An international group of researchers has made graphene more affordably and with a lower environmental impact than current chemical methods by using bacteria.
Graphene is a very strong and conductive material that could revolutionize electronics and engineering. However, producing graphene in large quantities requires lots of energy and involves toxic chemicals, such as hydrazine, which damages the nervous system.
Researchers from the Delft University of Technology in the Netherlands and the University of Rochester in the US have worked to overcome these problems by using bacteria to produce graphene. Their work has been published in the journal ChemOpen.
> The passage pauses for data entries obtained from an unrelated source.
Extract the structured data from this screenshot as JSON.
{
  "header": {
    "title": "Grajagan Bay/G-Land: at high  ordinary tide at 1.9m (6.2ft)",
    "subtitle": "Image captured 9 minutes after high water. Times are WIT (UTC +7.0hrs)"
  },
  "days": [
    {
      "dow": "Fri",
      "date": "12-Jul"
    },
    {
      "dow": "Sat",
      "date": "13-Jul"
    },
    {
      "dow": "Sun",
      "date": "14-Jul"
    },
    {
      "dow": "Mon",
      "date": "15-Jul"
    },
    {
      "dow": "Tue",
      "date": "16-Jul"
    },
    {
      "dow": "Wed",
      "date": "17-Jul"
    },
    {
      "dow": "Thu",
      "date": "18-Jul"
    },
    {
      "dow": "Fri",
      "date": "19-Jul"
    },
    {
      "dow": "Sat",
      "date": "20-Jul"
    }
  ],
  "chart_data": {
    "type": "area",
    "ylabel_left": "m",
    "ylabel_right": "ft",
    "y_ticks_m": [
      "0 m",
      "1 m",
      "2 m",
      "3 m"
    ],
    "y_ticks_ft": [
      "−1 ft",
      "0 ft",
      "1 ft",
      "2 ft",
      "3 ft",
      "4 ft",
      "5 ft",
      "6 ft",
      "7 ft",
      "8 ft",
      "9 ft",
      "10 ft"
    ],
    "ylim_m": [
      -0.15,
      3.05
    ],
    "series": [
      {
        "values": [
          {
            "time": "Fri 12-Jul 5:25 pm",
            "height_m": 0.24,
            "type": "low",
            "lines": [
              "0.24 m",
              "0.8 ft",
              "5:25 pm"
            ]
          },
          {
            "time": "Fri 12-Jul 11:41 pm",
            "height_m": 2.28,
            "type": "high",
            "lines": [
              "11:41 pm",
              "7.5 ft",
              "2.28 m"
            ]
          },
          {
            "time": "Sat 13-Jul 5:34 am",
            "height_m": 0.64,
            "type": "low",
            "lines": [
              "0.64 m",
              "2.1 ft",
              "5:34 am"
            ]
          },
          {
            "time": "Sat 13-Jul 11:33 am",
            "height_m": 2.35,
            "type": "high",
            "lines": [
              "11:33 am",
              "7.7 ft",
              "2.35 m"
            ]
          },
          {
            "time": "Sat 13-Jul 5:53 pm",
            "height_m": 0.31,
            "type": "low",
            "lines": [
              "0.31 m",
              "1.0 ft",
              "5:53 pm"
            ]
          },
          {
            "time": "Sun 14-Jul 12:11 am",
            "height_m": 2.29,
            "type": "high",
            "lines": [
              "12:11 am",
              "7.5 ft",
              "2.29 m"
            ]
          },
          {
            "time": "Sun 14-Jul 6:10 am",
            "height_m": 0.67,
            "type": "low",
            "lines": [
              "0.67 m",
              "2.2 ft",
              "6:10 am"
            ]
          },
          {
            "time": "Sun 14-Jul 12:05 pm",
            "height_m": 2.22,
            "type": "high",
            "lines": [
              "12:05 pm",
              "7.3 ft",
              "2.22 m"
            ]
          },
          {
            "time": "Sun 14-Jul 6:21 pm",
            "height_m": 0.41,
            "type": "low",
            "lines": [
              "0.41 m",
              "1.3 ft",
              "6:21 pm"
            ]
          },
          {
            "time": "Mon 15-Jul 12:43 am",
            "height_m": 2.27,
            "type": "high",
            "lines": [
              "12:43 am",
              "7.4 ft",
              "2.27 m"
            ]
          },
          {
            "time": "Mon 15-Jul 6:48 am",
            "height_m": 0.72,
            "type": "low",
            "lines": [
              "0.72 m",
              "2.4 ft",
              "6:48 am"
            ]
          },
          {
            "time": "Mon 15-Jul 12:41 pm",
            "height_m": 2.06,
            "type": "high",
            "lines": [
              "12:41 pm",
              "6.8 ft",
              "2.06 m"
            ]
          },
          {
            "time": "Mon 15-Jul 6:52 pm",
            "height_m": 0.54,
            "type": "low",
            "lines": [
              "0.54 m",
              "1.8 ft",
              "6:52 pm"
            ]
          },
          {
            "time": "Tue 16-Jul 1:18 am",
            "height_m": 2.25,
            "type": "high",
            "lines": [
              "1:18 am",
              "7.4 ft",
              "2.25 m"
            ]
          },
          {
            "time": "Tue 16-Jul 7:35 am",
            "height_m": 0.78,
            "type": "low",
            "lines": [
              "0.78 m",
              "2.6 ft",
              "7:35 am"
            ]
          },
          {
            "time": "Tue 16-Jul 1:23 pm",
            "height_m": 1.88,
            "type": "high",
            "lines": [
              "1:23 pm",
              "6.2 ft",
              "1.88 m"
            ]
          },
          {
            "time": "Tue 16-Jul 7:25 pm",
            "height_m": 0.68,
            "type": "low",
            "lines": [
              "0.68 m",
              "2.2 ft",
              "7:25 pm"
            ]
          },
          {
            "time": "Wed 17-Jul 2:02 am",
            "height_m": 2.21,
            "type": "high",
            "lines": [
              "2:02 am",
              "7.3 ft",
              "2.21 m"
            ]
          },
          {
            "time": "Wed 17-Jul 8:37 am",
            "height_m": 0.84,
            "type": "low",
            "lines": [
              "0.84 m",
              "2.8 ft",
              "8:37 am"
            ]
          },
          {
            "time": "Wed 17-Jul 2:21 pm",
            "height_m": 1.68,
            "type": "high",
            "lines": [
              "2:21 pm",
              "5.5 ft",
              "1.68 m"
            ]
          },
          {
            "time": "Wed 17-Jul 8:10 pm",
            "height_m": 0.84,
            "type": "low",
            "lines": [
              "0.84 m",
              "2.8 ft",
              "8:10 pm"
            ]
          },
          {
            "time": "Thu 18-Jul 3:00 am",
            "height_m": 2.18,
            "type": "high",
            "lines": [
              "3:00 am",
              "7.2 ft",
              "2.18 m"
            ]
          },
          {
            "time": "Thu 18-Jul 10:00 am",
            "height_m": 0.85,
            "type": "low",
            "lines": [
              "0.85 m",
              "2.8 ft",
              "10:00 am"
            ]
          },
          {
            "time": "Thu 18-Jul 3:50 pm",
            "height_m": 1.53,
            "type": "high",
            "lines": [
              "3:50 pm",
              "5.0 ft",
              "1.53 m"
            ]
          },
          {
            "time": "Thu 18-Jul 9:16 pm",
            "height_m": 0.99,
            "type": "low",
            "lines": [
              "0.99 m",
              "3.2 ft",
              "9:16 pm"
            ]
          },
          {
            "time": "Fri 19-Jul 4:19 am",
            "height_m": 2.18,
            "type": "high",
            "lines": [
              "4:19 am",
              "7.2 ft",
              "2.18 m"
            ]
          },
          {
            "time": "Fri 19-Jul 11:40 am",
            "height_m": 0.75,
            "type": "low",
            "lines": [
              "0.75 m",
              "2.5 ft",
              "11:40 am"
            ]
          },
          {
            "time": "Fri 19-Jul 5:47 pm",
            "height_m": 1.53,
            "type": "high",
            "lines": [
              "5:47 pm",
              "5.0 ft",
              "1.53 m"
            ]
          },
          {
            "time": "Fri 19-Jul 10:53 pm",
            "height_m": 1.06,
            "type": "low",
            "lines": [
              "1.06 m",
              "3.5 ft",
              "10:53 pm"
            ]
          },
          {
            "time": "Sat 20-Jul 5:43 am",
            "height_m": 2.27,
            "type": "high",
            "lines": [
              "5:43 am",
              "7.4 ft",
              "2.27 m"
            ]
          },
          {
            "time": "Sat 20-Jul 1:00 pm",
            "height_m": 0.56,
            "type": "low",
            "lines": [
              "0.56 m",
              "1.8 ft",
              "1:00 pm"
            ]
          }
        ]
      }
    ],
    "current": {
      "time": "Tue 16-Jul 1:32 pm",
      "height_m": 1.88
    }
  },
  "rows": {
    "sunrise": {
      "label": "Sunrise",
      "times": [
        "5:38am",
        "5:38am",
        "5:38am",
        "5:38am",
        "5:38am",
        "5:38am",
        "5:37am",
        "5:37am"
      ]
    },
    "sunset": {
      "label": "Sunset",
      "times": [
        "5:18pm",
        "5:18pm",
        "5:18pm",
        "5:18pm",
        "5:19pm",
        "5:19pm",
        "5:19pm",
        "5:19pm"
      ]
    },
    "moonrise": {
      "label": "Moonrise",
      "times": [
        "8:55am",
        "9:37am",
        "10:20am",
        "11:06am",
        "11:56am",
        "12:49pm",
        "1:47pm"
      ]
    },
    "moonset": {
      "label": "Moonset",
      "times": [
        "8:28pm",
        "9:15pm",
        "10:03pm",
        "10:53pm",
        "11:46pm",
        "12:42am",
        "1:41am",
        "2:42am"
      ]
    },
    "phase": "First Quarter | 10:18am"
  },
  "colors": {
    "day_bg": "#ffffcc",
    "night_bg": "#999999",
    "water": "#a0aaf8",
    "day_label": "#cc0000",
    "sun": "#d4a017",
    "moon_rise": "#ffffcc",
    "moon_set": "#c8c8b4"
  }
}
The scientists used bacteria called Shewanella oneidensis, which are naturally able to remove oxygen-based molecules from chemicals such as metal oxides. The team fed these bacteria with graphene oxide extracted from graphite, and the bacteria then transformed it into graphene by removing the oxides. Compared with current chemical methods to produce graphene, this process requires less energy and yields a material that is thinner and more stable.
“All we have to do is mix our bacteria in a tube together with the graphene precursor materials, and then we let it sit on the benchtop overnight at room temperature,” Anne Meyer, Associate Professor at the University of Rochester, told me. “The next morning, we have a tube full of conductive material.”
The graphene produced by bacteria could be useful for making conducting ink and biosensors, which could be used for a number of applications including the creation of real-time glucose monitoring for people with diabetes. To get to this stage, the researchers are working to scale up the process from milliliters to liters.
Meyer’s team is also developing bacteria as energy-efficient production alternatives for other materials. For example, her team in the US recently produced bacteria that can make synthetic mother-of-pearl, which could be used to construct houses on the moon.
Microbes are showing progressively more potential as an eco-friendly method of producing materials such as plastic and textiles, with lots of efforts across Europe to harness them.
“I think that microbial production of materials will be the next green revolution for materials science,” Meyer told me. “Bacteria have evolved enzymes that can perform complex chemical reactions, at ambient temperatures and pressures, and in water-based non-toxic environments. The potential for bacteria to usher in a new era of environmentally-friendly and straightforward production of complex materials is immense!”